Tags

, , , , , ,


Spoilers for Frankenweenie below

I am positively crushed, folks. When I was younger, Tim Burton was one of my idols. Big Fish came into my life at a time when I was grieving over the recent death of my father, and comforted me more than grief counselling ever did. Edward Scissorhands was my emotional companion throughout the ups and downs of my teen years. I met both of my most serious relationships through a Tim Burton forum.

I defended him when he went through an artistic slump, starting at Charlie and the Chocolate Factory and lasting up until Alice in Wonderland (which was irredeemably awful) convinced that he would overcome recent less-than-stellar films and come out with something truly great. I laughed quite a bit at Dark Shadows, but I thought Frankenweenie would be his big comeback, even though it suffered from two weak spots: Being a remake of an earlier film of his, and being created by Disney, who were behind the abhorrent Alice. And in many ways, it was a great Tim Burton film. There was a great cast, the film itself was gorgeous, and the story was a great expansion on the original idea. There was one problem with it though, which made it impossible for me to enjoy Frankenweenie or welcome it with open arms as the return of my idol, and its name was Toshiaki.

Toshiaki is something of an antagonist in the movie, even though there aren’t any real bad guys in the film, but Toshiaki is an enemy of sorts of Victor, the main character. He is competing with Victor for the school Science fair’s first prize. There’s nothing wrong with that. There’s nothing wrong with him competing with Victor, or being a sort-of villain in the film. But there is a problem with the way that he is portrayed in the film: He’s a soft-spoken, conniving, callous type who speaks in a mix of eloquent mad scientist and broken Engrish. In other words, he’s a yellow peril stereotype straight out of a U.S propaganda film.
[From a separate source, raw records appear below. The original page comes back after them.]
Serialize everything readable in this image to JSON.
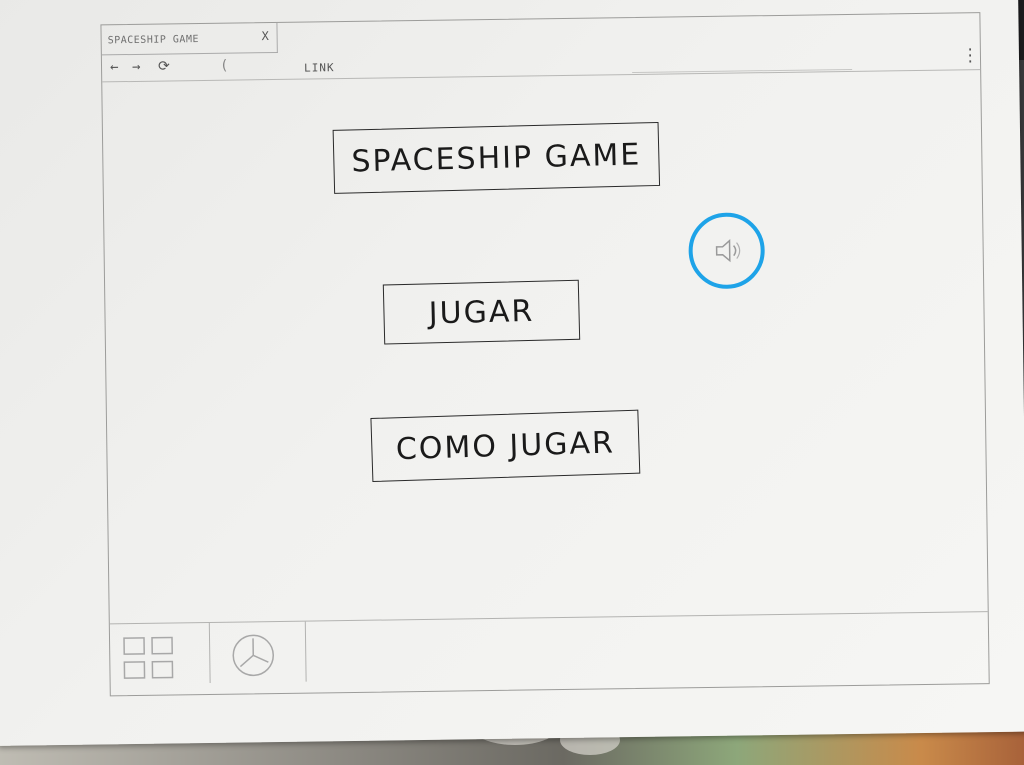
{
  "browser": {
    "tab_title": "SPACESHIP GAME",
    "tab_close": "X",
    "address": "LINK"
  },
  "page": {
    "title": "SPACESHIP GAME",
    "play_label": "JUGAR",
    "how_to_play_label": "COMO JUGAR"
  },
  "icons": {
    "back": "arrow-left-icon",
    "forward": "arrow-right-icon",
    "reload": "reload-icon",
    "menu": "more-vert-icon",
    "sound": "speaker-icon",
    "apps": "grid-icon",
    "dashboard": "dashboard-icon"
  },
  "colors": {
    "sound_ring": "#1ea3e8",
    "ink": "#1a1a1a",
    "pencil": "#8a8a8a"
  }
}
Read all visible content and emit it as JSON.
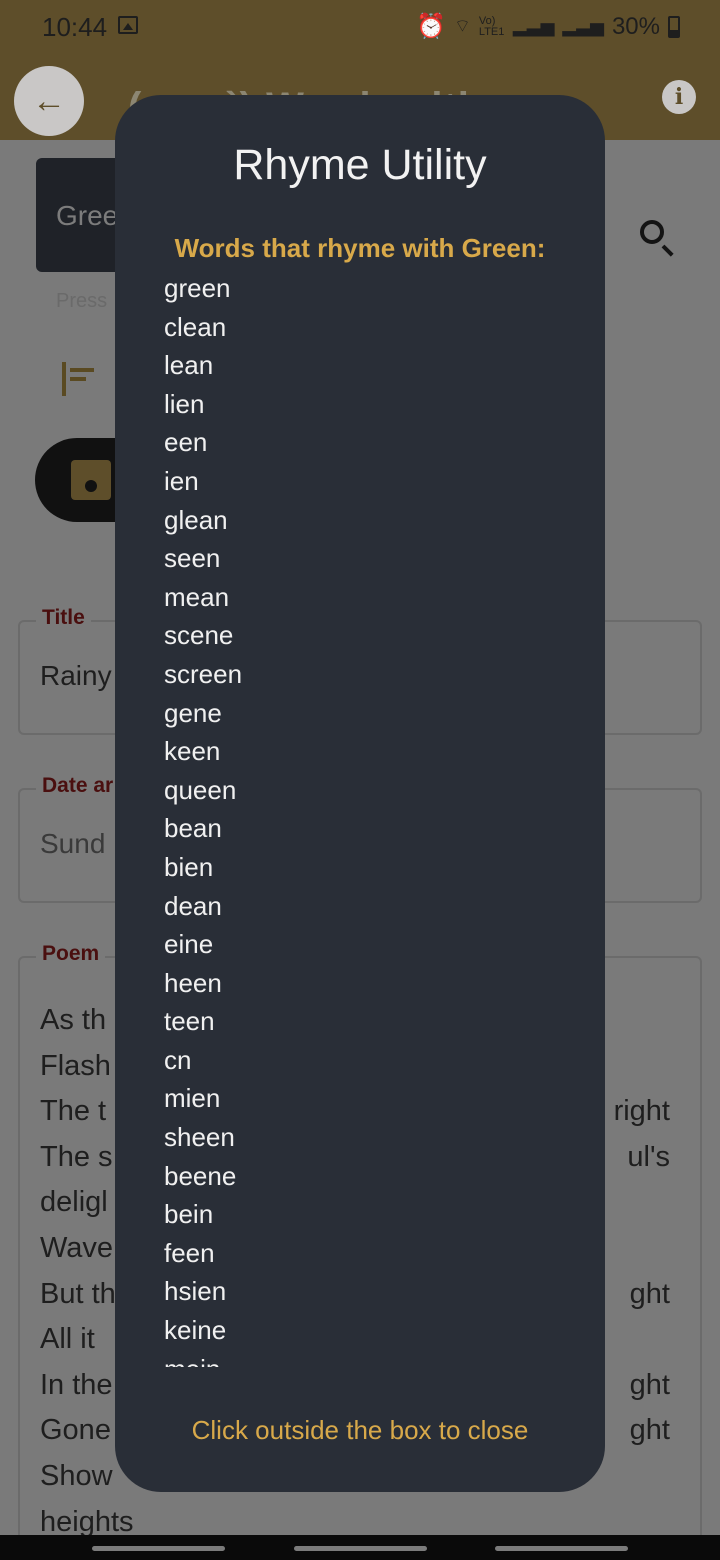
{
  "status": {
    "time": "10:44",
    "network": "Vo) LTE1",
    "battery": "30%"
  },
  "appbar": {
    "title": "(･・･`) Wordsmith"
  },
  "background": {
    "search_value": "Gree",
    "hint": "Press",
    "fields": [
      {
        "label": "Title",
        "value": "Rainy"
      },
      {
        "label": "Date ar",
        "value": "Sund"
      },
      {
        "label": "Poem"
      }
    ],
    "poem_left": [
      "As th",
      "Flash",
      "The t",
      "The s",
      "deligl",
      "Wave",
      "But th",
      "All it",
      "In the",
      "Gone",
      "Show",
      "heights"
    ],
    "poem_right": [
      "",
      "",
      "right",
      "ul's",
      "",
      "",
      "ght",
      "",
      "ght",
      "ght",
      "",
      ""
    ]
  },
  "modal": {
    "title": "Rhyme Utility",
    "subtitle": "Words that rhyme with Green:",
    "rhymes": [
      "green",
      "clean",
      "lean",
      "lien",
      "een",
      "ien",
      "glean",
      "seen",
      "mean",
      "scene",
      "screen",
      "gene",
      "keen",
      "queen",
      "bean",
      "bien",
      "dean",
      "eine",
      "heen",
      "teen",
      "cn",
      "mien",
      "sheen",
      "beene",
      "bein",
      "feen",
      "hsien",
      "keine",
      "mein"
    ],
    "footer": "Click outside the box to close"
  },
  "colors": {
    "accent": "#d8a94a",
    "modal_bg": "#292e37",
    "appbar": "#5e4e2a"
  }
}
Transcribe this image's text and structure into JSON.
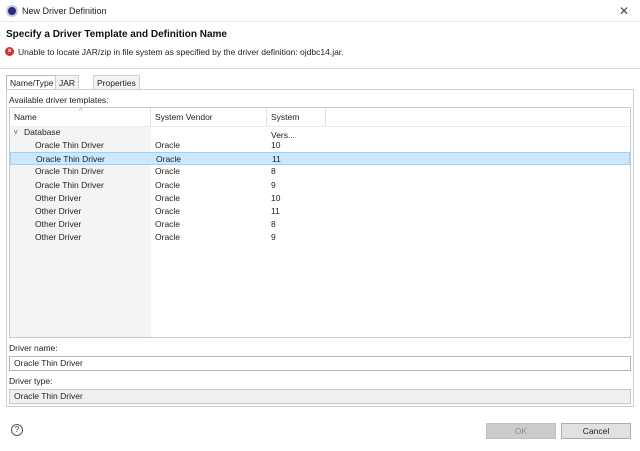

You can’t even excuse that by saying the film is supposed to take place in the 1950s-60s, a reference is made to Pluto no longer being classified as a planet, which is decidedly modern, so it presumably takes place in that same mix of 1950s and modernity that many of Tim Burton’s films reside in. The most cringe-worthy part for me, apart from Toshiaki’s language and behaviour, is when he tries to resurrect his pet turtle, which ends up warping into a gigantic -surprise- Godzilla monster. He even films the monster rampaging through the suburb.

Apart from a black woman with no spoken lines who shows up in the foreground of a scene at a PTA meeting, Toshiaki is the only character of colour in the film. The other time that a character of colour has played a prominent role in a Suburbia-land Burton movie that I recall is the police officer in Edward Scissorhands, who is the only one of the townsfolk to sympathize with Edward as an obvious outsider, who tries to assist him by giving him a chance to flee the angry suburban mob. Why the great steps backwards in showing a character of colour, Tim Burton?

I want to repeat, I don’t have a problem with Toshiaki competing with Victor for the science fair prize, or for being one of the villain-type characters. I have a problem with him being portrayed the way he was, mixing up his Ls and Rs, speaking random Japanese, having his pet transform into a Godzilla, and behaving in a shadowy, utterly unempathetic, and untrustworthy manner. Casual racism like this is unacceptable, and it ruins otherwise quality films by making me cringe every time I am confronted with it.

If that kind of stuff doesn’t make you uncomfortable, then you should ask yourself, honestly, why. It’s not cute, not funny, and most definitely not harmless. There is no such thing as harmless racism. Every bit of casual racism is a brick in the wall of a huge power structure which degrades people of colour and justifies them being seen and treated as less than human. I am not calling for a boycott of Frankenweenie, only expressing my disappointment that this was considered a legitimate way of expressing Burton’s love for old Japanese science fiction movies, and probably didn’t phase a single executive at Disney. We cringe now at Mr. Yunioshi in Breakfast at Tiffany’s, we should know that this isn’t acceptable either.